* Stefan Rompf <[EMAIL PROTECTED]> 2005-11-10 00:09
> +       OPER_UNKNOWN = 0,
> +       OPER_NOTPRESENT, /* unused, placeholder */
> +       OPER_DOWN = 16,
> +       OPER_LOWERLAYERDOWN,
> +       OPER_TESTING = 32,
> +       OPER_DORMANTL3DOWN = 48, /* OS queue start from here */
> +       OPER_DORMANTL3UP = 64, /* L3 should try using interface */
> +       OPER_UP = 96

Where are we going to present the hardware-not-present state in
your interpreation of the rfc? Couldn't we use OPER_NOTPRESENT
for this? The description in the rfc is very generic.

> I favour a defined link between enabling the scheduler (dev_activate() and 
> stuff), L3 considering the interface and operstate. I say let's 
> dev_activate() on OPER_DORMANTL3DOWN so that wpa_supplicant can send packets. 
> Activate L3 when OPER_DORMANTL3UP is reached.
> 
> A dial on demand interface that is able dial would be OPER_DORMANTL3UP to 
> allow L3 traffic to it. However, if it goes OPER_DOWN for some reason, L3 
> wouldn't consider it. We lose this if we remove OPER_DORMANTL3UP and specify 
> permant routes instead.

I see, marking routes to be permanent is no option to me anyways.
Static routes are permanent by definition in my interperation.

> I think it is valid to define the operational state as one field simply due 
> to 
> the fact that the driver is solely responsible for it.

Assuming we use the overwrite schema you propose, right. The actual
representation would no longer be atomic though, e.g. when the bonding
master access the oper state from its slave you will suffer the exactly
same issues as with the flags when the overwrite value is changed. This
is minor however and no problem.

The problem really is that we limit ourselves to those states and for
every combination of "attributes" a new state has to be introduced
which at some point will make >= comparisons like you propose
imopssible.

I just don't feel good about switching to a state based schema, the
actual effect on all the async notifications is very hard to predict.
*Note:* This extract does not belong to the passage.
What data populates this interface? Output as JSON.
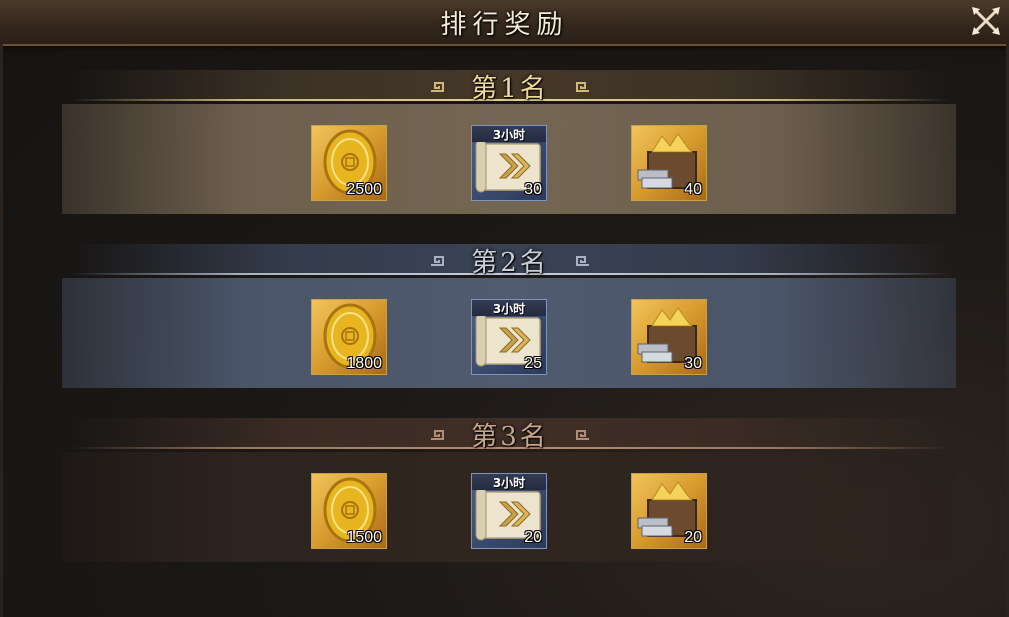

I absolutely like the schema you propose thoug, I wasn't sure about the
L3 special part but I'm beginning to see its (limited) value, it's better
as just disabling routes on !IFF_RUNNING as others propoes. Nevertheless,
I'm sticking to my viewpint, I think this should be handled by userspace
itself. ;-)

Do you see any problems with just deriving the operational state from
the flags like illustrated in my patch? I'm trying to take over here,
I'm just trying to get the best out of it considering all aspects.

> As usage for the 
> OPER_DORMANTL3* states is not so unrealistic, we might have much more than 
> two bits soon. For ethernet, OPER_DOWN would be equivalent to no carrier.
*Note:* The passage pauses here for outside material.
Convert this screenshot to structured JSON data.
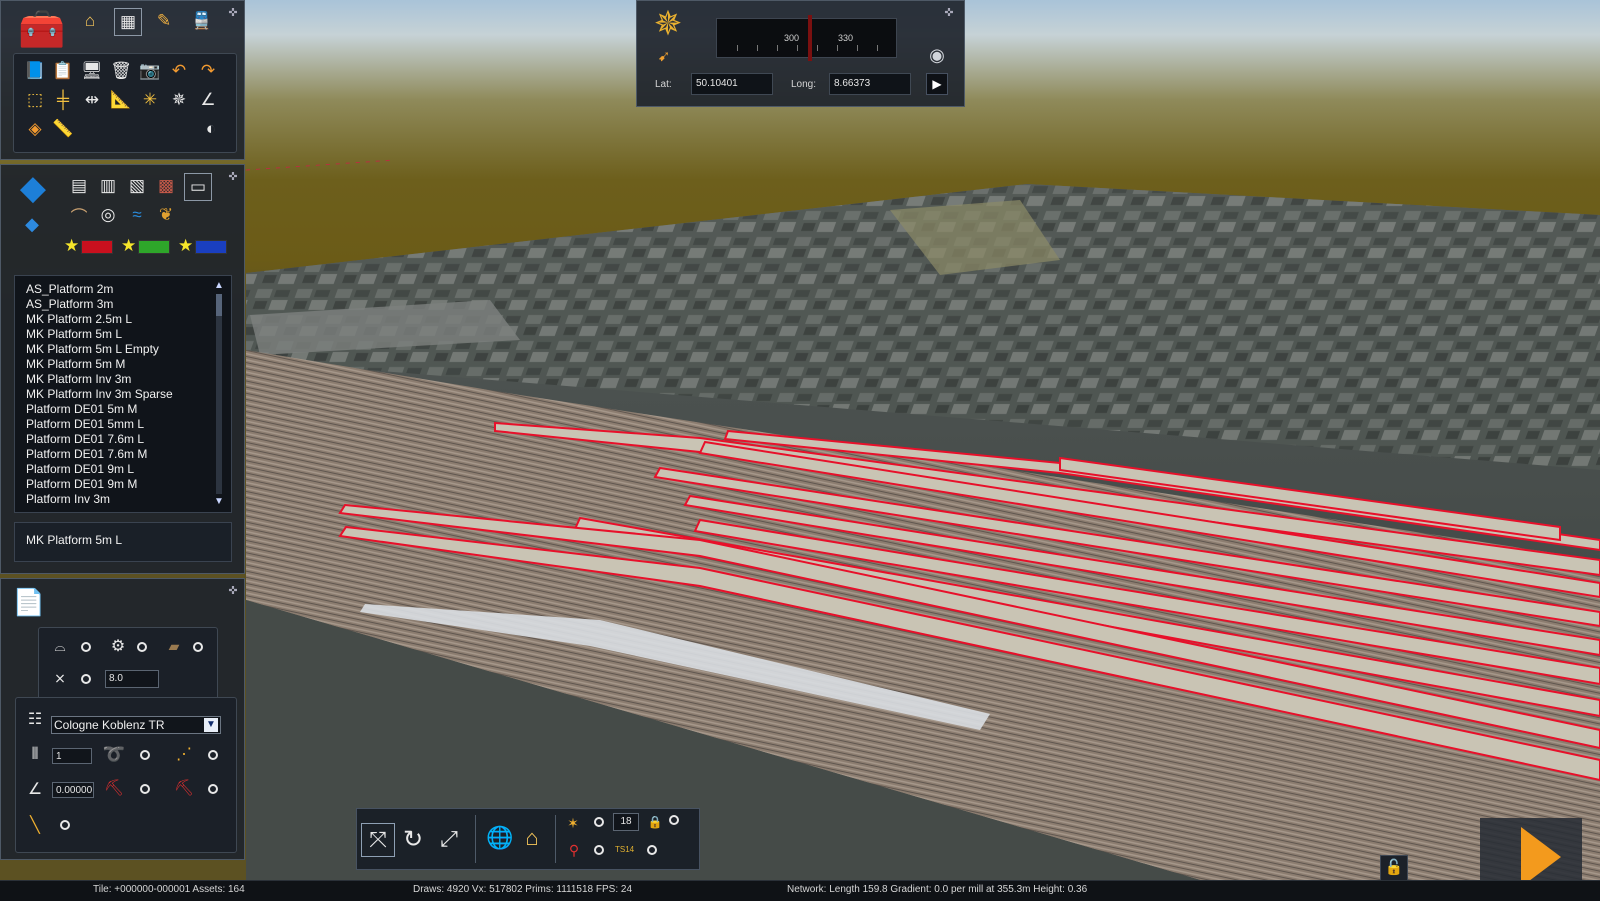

Right, this means we cannot check the carrier state while the interface
is administratively down.

> I'm not happy sharing write access to a dormant flag between a process and a 
> kernel driver. What if we need to add a userspace supplicant up onto one of 
> those WAN devices that want to write to the dormant flag because we need (yet 
> fictional) 802.1X over HDLC? I don't want to touch that stuff again then, 
> likely breaking userspace API to existing supplicants.

I'm not sure I see the difference in your approach except for the
additional dormant state. Maybe we should postpone this until we agree
on the actual kernel internal state of things.